Global stock indexes have captured an exceptionally volatile market for both long-time investors and shorter-time traders alike since 2020, with the spotlight last year almost exclusively on the trade war between the US and China, with both sides claiming the benefits from a more balanced market. This year, however, the pendulum is swinging back in China’s favor and there appears to be less of an emphasis on the American dollar.
Global stocks have performed much better than the other major indexes over the past year or so, largely due to China’s relatively strong performance. But it is not just China that accounts for this positive momentum, with the index for the European Union having declined slightly. Europe also has an economy that is not as closely tied to China as many would expect, and therefore the Chinese are no longer considered a significant threat to the stability of Europe.
There are many explanations why global stock indexes have performed so well, but the main reason is the increase in demand for foreign shares over the last five years. This demand was driven mainly by the fall of the US dollar, which increased the value of other countries’ shares on the world stage. In addition, this growth in demand is attributed to increased access to capital from developing countries. This increase in the availability of capital has meant more trading opportunities, allowing many traders to profit from the movement of exchange rates.
One of the most interesting aspects of this movement, in addition to the fact that China is now emerging as a major player on the international scene, is that it has caused a shift in the makeup of global stock indexes, as it has been a predominantly developed country for a while now. The United States and Europe, for example, have enjoyed a steady growth in their share of the market, thanks to large multinational corporations that often represent a major portion of the overall index. This, in turn, has meant that these economies have retained their place at the top of the chart, even if the US economy and its political influence have taken a major hit over the last several years.

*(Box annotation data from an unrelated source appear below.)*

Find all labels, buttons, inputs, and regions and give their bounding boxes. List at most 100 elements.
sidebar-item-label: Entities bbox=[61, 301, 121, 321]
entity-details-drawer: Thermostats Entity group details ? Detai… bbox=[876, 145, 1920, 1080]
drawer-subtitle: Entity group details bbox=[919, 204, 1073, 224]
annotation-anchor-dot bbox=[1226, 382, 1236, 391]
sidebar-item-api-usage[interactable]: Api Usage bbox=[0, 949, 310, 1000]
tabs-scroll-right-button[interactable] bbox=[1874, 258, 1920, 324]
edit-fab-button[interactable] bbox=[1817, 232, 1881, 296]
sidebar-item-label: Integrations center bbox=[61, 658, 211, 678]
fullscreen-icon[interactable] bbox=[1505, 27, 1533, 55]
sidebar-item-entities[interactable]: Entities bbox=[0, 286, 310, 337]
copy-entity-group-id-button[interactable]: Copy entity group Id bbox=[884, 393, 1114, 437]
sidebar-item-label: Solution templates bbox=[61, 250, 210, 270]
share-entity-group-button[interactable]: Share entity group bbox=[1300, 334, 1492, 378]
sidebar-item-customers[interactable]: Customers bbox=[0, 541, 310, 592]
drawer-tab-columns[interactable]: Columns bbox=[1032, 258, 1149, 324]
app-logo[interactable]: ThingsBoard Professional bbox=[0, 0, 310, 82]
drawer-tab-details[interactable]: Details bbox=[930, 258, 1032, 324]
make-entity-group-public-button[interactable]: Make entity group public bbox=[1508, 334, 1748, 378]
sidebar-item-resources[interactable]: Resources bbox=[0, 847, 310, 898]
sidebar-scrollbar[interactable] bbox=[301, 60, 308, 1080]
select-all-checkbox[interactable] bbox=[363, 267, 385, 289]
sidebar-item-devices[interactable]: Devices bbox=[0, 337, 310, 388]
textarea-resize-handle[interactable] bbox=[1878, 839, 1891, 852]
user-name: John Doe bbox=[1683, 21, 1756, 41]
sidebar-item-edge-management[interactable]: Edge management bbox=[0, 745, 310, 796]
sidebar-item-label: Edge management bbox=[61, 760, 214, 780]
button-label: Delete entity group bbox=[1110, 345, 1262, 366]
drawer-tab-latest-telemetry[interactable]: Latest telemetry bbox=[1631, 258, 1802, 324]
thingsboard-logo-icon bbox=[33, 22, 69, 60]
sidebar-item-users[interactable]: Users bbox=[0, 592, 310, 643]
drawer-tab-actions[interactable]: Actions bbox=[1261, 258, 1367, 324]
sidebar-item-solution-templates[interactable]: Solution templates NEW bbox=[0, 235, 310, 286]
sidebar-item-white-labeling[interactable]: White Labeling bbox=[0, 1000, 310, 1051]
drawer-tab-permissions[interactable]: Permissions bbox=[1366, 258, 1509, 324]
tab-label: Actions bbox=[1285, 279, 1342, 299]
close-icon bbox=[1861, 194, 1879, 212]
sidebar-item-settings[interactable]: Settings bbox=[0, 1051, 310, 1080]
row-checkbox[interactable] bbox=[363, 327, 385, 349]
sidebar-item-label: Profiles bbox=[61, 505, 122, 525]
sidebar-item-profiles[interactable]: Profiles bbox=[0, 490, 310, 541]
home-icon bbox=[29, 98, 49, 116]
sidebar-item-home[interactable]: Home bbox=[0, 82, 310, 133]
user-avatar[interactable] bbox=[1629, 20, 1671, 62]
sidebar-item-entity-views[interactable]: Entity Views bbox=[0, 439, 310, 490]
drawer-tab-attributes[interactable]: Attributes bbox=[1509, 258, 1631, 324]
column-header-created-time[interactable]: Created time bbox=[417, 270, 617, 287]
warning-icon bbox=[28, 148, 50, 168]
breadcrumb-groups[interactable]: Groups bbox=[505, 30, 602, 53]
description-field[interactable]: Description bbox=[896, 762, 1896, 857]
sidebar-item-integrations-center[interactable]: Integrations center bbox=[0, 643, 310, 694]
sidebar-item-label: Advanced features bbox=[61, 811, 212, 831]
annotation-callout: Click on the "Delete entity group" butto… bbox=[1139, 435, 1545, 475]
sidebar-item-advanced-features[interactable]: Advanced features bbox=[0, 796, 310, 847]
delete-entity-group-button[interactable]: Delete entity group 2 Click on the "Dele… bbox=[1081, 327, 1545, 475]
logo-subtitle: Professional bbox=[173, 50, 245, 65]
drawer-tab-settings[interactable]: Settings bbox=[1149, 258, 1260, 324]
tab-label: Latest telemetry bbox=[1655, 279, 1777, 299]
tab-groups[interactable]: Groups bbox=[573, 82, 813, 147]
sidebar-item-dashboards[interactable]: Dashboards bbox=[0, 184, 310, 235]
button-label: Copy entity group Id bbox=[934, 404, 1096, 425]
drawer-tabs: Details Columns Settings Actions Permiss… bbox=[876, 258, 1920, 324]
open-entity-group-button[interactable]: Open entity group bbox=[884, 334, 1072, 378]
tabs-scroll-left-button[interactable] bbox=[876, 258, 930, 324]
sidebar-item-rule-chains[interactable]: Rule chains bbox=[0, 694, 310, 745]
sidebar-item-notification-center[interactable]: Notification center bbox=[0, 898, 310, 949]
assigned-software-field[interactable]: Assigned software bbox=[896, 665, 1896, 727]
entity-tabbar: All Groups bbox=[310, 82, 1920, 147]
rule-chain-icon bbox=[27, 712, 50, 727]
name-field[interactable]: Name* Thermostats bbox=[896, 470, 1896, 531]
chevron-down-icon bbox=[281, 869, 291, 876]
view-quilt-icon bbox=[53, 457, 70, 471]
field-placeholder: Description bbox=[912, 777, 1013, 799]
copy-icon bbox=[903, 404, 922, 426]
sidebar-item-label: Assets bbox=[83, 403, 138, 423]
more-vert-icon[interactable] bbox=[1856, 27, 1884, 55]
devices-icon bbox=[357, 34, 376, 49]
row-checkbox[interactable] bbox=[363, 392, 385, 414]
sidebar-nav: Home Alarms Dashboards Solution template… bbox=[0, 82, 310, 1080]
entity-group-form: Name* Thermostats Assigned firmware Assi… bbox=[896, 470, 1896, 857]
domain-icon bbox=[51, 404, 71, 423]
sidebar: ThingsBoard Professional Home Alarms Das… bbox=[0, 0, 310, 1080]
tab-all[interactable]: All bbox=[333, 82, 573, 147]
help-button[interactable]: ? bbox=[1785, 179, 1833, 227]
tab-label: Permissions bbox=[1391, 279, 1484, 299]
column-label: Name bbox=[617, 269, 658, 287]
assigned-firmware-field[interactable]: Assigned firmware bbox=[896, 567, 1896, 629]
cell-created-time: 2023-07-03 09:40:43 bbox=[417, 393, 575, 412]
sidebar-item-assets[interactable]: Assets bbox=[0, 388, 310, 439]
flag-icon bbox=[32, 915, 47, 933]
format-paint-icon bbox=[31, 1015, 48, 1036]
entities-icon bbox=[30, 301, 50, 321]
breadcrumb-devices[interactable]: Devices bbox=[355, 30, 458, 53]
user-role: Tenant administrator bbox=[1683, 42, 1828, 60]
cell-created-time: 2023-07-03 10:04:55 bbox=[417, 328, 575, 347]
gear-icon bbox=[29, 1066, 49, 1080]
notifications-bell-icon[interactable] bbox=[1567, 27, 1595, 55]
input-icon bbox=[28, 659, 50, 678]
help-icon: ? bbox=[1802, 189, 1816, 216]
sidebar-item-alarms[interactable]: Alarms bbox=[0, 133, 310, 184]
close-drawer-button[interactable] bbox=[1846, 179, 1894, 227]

China, however, has seen a rapid rise in its share of the market as it has gained market share in the last few years, with the gap between developed economies and developing countries increasing substantially in recent times. And this shift is unlikely to abate any time soon, as more people become educated about how the US Dollar works, and how to hedge their portfolios against its downfall. China continues to gain ground.
The growing importance of China in the international arena means that there will be a greater need for investors to look for other ways to diversify their investments. Global stock indexes will continue to perform well over the next few years, but that doesn’t necessarily mean that they will stay that way for long. As the effects of globalization continue to affect countries like China, the country will continue to attract investment in more ways other than the stock markets.
If you want to see what will happen to these indexes next, then the best thing to do is to buy and hold some international stocks yourself. But before doing so, make sure you understand what the different global indexes have to offer. It will take some time before the impact of China will be felt, but in the long run it can be a huge advantage to invest in these and other markets worldwide.
The world stock markets will continue to fluctuate based on which way the pendulum swings, and if you are going to trade in any real sense, you need to understand them. For example, the only way to predict exactly how global stock indexes will perform next is to know which country will eventually take control and whether or not the market will continue to perform as strongly as it has recently.